Padahal fakta politik politik identitas justru kebanyakan dari masyarakat minoritas. Tidak bisa di definisikan bahwa politik identitas adalah gerakan umat Islam yang mayoritas, yang saat itu sedang menjadi sasaran untuk dilemahkan gerakan politiknya.

Dirunut sejarahnya kapanpun kaum sekular kapitalis dan komunis tidak akan suka umat Islam mengendalikan politik atau menjadi pemimpin politik sekalipun di negara mayoritas umat Islam di Indonesia.

Kaum kapitalis bentuk lain kolonialis gaya baru bersenyawa dengan faham komunis tidak pernah akan merasa lelah dan berhenti menyerang umat Islam dengan berbagai rekayasa politiknya untuk melemahkan dan menelikung politik umat Islam.

Semua narasi dan definisi politik identitas tak lebih hanya rekayasa mereka, dan memaksakan kehendaknya kepada orang lain.

Politik identitas adalah wacana menyesatkan.
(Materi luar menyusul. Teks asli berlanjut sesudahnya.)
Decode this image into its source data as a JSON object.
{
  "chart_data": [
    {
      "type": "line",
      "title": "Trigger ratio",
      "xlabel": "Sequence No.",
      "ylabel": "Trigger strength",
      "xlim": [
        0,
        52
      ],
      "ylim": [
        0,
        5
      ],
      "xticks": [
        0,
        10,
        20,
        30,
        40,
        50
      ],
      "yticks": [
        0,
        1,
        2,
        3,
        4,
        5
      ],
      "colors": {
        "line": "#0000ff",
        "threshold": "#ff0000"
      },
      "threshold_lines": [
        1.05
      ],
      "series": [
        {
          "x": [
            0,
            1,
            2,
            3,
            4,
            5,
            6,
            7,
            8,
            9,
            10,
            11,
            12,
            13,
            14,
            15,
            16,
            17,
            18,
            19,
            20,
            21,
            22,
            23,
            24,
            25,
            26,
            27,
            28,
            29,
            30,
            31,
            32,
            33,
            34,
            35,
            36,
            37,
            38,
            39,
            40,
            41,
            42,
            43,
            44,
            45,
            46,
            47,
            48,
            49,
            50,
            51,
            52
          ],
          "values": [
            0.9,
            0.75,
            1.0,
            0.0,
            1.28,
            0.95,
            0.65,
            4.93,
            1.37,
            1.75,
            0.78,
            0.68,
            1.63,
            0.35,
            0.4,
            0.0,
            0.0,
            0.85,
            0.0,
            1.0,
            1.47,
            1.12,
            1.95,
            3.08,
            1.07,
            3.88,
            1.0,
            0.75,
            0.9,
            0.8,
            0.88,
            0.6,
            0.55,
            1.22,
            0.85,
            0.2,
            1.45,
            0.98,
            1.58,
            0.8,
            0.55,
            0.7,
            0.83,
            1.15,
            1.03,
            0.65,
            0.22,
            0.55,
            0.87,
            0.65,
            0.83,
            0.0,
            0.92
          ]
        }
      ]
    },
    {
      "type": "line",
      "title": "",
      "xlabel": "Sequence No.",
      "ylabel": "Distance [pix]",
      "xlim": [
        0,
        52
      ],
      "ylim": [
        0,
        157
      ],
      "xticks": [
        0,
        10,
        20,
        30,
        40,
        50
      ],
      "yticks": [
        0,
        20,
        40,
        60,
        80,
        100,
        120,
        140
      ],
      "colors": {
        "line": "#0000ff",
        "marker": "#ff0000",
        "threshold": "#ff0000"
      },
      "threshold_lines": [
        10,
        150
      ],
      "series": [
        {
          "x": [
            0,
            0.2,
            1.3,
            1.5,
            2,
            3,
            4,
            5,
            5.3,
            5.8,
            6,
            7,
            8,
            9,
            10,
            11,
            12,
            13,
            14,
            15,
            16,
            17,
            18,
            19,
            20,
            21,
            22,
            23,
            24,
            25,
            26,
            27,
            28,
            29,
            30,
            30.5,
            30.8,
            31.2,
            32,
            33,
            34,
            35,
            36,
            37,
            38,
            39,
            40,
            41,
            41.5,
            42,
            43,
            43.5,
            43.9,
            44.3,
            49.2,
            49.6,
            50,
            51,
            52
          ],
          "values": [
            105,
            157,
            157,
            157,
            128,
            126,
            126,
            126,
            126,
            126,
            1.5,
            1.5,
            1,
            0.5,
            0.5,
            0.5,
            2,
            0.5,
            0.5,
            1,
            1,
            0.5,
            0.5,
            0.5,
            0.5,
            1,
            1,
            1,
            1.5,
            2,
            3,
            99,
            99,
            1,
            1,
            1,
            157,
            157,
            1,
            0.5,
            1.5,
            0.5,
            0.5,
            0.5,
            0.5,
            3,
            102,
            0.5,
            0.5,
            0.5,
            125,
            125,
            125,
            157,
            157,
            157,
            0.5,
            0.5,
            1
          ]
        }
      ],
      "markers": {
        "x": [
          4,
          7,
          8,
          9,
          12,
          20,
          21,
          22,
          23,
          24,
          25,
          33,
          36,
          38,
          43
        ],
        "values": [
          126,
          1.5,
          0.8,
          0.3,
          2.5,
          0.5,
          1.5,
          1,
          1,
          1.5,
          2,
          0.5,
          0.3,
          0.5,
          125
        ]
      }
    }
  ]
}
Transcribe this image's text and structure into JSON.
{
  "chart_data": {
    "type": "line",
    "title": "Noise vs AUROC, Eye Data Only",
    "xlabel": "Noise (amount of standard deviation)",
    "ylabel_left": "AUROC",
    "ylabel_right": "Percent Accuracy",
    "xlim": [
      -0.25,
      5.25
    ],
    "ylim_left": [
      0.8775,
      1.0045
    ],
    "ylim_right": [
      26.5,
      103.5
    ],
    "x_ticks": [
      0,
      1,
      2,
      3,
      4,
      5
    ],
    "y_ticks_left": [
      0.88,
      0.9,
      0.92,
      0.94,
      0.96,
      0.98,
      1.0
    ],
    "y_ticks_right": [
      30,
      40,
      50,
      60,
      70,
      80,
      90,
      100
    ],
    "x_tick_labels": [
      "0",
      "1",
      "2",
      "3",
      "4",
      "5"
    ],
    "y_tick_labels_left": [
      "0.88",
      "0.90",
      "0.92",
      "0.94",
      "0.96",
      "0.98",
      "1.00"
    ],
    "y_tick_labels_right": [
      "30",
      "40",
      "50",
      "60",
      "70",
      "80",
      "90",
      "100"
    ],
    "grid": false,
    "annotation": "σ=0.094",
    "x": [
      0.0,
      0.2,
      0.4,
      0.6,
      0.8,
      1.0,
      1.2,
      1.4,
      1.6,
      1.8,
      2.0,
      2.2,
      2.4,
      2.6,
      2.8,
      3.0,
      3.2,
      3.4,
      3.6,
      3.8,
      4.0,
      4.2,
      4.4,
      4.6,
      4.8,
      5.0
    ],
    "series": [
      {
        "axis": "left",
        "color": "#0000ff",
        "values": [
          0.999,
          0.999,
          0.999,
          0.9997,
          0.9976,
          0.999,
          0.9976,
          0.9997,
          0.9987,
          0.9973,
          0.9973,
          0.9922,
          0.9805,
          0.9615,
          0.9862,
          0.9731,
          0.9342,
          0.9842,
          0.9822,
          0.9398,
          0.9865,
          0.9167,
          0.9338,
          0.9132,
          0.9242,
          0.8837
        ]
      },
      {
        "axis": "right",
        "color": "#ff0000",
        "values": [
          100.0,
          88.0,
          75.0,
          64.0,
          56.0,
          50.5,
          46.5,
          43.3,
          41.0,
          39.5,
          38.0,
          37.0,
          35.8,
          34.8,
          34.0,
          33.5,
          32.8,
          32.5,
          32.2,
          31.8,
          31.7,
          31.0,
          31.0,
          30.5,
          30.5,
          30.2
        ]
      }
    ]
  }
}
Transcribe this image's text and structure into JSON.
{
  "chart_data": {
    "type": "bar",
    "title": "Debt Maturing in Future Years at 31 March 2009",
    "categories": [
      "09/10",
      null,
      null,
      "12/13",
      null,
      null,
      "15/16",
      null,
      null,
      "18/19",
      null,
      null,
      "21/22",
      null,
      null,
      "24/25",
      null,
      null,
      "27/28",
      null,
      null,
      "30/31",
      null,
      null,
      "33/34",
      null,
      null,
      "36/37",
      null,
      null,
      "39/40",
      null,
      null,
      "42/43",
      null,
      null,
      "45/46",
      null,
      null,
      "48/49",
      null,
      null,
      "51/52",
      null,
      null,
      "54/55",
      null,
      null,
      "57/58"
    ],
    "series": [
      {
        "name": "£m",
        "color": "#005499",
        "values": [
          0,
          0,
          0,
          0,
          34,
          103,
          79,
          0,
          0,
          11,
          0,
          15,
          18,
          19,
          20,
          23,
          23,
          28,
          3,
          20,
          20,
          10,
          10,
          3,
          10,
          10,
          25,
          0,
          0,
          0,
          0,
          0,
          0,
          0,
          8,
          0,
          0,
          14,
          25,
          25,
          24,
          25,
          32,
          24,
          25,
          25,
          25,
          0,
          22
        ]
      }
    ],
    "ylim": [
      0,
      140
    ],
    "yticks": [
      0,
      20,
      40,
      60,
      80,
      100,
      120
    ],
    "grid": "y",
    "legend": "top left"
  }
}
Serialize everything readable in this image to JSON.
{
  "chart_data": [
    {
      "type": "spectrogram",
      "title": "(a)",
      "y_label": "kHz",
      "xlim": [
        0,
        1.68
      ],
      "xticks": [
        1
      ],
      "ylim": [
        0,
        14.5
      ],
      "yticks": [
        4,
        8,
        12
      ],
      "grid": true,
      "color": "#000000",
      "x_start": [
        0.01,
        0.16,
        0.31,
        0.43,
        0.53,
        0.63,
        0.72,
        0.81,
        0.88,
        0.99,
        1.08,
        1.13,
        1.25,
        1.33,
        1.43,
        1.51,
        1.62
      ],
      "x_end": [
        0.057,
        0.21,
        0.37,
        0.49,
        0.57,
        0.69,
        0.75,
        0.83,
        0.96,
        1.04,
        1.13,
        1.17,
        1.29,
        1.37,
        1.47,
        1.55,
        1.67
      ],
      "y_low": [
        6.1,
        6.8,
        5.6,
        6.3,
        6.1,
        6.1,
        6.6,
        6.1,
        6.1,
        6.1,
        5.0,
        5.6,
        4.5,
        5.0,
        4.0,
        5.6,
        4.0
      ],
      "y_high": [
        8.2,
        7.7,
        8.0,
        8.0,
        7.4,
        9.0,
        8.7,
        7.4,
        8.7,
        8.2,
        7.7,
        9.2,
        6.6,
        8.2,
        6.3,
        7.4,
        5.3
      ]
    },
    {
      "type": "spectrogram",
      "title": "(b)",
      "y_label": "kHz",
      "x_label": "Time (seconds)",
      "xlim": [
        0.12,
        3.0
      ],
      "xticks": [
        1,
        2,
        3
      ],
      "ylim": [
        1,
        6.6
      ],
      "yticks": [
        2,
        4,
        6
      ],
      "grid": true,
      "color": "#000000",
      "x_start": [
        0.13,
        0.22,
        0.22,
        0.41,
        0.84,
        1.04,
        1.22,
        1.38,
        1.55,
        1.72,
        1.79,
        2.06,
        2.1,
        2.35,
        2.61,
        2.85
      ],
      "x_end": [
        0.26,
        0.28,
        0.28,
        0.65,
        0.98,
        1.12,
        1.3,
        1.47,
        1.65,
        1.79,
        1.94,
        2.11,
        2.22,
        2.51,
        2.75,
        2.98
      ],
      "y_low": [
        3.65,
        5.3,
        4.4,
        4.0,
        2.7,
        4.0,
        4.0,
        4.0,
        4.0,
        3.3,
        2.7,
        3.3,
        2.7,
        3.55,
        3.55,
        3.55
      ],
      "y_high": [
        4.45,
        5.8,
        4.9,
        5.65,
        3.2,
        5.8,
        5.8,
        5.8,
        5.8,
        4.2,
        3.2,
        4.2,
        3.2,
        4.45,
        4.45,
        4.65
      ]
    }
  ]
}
Menentang politik identitas berarti sama saja dengan menghilangkan moralitas agama dalam dunia politik. Akibatnya, politik akan kehilangan arah dan terjebak dalam moralitas yang relatif dan etika yang situasional.

Anjuran bernada larangan tentang politik identitas adalah proyek besar sekularisme, yang menghendaki agama dipisah dari semua sendi kehidupan, termasuk politik.

Dengan demikian kita tunggu kalau ada yang berani membuat definisi bahwa politik identitas adalah bertentangan dengan pancasila. Kecuali otaknya sudah sungsang dan ngawur hanya karena dapat titipan proyek membuat definisi sebagai antek asing kaun kapitalis.

Sampai ada yang nekad jangan menyuarakan, bicara dan mendiskusikan politik di masjid. Akibat ketidak ketidak pahaman fungsi masjid dan bahwa Islam adalah rahmatal lill alamiin, atau mereka memang terang terangan ingin melemahkan atau menghancurkan Islam.

“Bagi umat Islam, selain tempat ibadah, masjid adalah pusat inkubasi ide dan etalase gagasan, menjadi ruang pertemuan pikiran untuk menyusun rencana dan strategi keumatan, dan menjadi titik nol sebuah perjuangan, termasuk di dalamnya jihad politik (Ridlo Rahmadi)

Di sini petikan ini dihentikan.